El pobre viejo pedía la muerte, no con llantos, sino con amenazas e invectivas, y era digna de ver la humillación que eso debía de significar para él, incapaz de humillarse, sin embargo rogando.

— No me hubiera gustado verte llorar — le dijo —. Ni pedir clemencia por tu vida, porque a un cobarde no vale la pena derrotarle… Pero me gusta comprobar que reclamas tu muerte sin mendigarla, porque te avergüenza tu actual existencia y no eres capaz de poner fin a ella… — le observó muy de cerca, casi inclinándose sobre él —. ¿Por qué…? ¿Sólo porque tu religión te prohíbe el suicidio…? Aquí nadie te va a expulsar del camposanto… Suicídate si quieres… — le animó —. Yo lo apruebo. En realidad, es lo que estoy esperando desde el momento en que te dejé en libertad…

— La muerte me llegará cuando Dios quiera… — fue la serena respuesta del gallego —. Si Él me exige sobrevivir en esta isla en la que cometí un error imperdonable, aquí me quedaré mientras me lo ordene… — Le devolvió la mirada con idéntica intensidad como si de improviso hubiera recuperado su entereza y se sintiera otra vez dueño de sí mismo… — . Y si algo me alegra.. — añadió — es haber descubierto que a ti ni siquiera te queda el consuelo de confiar en la misericordia divina, y en que algún día tu existencia sea menos deleznable. Hagas lo que hagas, estás condenado a seguir encerrado en ese asqueroso cuerpo hasta que se lo coman los gusanos, y como no crees en el infierno, m siquiera allí te verás libre de él.

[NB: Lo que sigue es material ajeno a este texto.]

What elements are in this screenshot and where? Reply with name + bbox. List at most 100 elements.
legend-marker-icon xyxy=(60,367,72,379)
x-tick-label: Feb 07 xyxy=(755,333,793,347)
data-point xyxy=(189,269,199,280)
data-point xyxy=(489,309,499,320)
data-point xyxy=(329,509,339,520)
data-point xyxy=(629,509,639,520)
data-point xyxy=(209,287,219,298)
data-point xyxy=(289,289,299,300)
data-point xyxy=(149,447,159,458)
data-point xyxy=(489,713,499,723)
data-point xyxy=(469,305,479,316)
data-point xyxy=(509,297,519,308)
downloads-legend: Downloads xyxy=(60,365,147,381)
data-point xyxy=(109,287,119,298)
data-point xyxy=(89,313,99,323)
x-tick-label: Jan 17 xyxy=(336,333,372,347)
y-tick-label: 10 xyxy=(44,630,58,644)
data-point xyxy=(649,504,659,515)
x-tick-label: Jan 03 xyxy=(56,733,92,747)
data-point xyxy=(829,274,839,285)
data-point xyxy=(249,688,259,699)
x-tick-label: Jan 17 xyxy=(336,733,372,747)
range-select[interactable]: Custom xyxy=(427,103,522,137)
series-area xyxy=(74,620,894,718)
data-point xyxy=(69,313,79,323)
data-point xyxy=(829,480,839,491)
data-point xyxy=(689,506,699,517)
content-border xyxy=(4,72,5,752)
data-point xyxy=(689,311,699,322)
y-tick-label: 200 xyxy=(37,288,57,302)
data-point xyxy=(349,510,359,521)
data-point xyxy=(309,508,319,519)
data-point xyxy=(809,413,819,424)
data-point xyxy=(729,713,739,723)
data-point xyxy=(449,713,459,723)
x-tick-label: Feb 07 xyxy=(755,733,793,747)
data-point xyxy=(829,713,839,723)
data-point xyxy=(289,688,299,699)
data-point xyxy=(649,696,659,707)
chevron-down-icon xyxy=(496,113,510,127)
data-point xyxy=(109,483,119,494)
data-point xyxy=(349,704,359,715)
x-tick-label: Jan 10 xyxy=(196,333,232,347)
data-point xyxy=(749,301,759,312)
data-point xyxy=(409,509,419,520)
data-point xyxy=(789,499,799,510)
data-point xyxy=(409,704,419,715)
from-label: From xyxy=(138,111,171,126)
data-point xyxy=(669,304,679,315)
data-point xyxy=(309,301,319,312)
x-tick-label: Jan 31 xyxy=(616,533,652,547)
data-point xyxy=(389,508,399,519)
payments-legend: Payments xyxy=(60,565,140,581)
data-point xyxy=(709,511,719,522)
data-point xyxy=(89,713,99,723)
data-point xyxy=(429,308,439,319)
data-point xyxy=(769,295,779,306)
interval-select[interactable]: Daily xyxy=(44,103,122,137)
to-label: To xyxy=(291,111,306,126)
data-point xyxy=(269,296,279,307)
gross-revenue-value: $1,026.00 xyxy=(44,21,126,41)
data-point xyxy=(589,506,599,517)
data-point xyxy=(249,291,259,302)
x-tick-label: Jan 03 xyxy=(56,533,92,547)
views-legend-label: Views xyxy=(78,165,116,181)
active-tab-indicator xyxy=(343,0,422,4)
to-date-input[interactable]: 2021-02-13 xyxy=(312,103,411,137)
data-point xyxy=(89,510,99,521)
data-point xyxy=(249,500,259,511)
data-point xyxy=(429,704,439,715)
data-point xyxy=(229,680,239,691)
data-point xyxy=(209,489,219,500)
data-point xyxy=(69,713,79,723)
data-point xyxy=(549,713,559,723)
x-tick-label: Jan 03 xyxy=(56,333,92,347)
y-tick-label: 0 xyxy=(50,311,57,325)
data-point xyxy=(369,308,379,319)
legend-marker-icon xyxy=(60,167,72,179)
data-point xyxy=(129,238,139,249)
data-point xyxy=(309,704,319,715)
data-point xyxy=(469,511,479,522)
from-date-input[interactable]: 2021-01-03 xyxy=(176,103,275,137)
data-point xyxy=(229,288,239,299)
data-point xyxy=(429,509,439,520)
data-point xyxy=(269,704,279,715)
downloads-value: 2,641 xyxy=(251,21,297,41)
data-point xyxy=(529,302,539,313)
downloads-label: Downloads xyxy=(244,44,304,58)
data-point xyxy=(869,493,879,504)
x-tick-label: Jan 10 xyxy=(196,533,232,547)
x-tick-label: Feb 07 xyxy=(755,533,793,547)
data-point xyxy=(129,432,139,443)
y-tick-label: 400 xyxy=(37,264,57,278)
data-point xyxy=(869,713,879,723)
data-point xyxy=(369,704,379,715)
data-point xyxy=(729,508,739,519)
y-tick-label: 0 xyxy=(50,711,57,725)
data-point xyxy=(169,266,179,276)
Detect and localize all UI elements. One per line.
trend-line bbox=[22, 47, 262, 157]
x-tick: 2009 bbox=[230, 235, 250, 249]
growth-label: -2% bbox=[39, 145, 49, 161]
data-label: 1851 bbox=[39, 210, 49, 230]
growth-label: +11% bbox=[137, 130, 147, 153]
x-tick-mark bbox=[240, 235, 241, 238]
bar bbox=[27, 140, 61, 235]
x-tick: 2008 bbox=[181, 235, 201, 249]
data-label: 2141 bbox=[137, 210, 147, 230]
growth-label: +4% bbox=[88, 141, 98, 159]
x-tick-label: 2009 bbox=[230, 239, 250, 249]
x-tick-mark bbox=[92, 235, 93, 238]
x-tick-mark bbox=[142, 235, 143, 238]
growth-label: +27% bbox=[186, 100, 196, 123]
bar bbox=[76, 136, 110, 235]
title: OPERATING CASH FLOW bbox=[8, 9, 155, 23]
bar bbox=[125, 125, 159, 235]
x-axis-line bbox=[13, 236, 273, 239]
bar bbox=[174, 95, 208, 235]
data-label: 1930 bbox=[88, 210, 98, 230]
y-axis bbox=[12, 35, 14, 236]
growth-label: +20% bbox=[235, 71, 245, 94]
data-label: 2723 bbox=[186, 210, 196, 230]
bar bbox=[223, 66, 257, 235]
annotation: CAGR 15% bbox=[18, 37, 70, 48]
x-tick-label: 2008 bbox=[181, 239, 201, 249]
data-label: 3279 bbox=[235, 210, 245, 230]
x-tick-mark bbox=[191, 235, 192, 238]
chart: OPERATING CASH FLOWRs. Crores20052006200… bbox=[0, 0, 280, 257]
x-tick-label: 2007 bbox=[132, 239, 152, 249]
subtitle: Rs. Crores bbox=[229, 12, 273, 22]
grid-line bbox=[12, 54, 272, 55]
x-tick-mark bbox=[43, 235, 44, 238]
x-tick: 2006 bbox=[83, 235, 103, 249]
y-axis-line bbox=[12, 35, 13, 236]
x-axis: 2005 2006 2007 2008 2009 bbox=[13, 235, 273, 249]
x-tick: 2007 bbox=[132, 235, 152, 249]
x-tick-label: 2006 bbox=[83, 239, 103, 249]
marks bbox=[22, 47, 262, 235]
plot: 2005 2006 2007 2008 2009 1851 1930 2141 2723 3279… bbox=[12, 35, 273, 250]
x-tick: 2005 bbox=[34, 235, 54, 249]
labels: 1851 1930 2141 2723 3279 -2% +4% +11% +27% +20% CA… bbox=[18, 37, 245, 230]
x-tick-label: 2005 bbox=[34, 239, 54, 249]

La Iguana Oberlus se puso en pie con tranquilidad. Vació su pipa golpeándola contra una roca e hizo un leve gesto con la mano, como si se limitara a despedirse de un agradable contertulio.

— Ha sido un hermoso discurso, viejo… — dijo —. Muy hermoso. Pero nada de cuanto has dicho me afecta, porque lo sabía de antemano… — Agitó la cabeza pesimista —. Tenía unos seis años cuando me sujetaron entre cuatro obligándome a contemplarme largo rato en un espejo. De entonces acá, no ha pasado un solo día sin que me asaltara ese recuerdo… Y si lo olvidaba, allí estabais vosotros para refrescarme la memoria… ¿Sabes en cuántos idiomas soy capaz de reconocer la palabra «monstruo»? En dieciocho, incluidos el quechua, el chino y el malayo. ¿Cómo puedo creer en la existencia de un Dios que tuvo el valor de echarme al mundo con esta cara…? — Rió de nuevo —. Si alguna vez lo hubo, se murió del susto, o de vergüenza, al verme.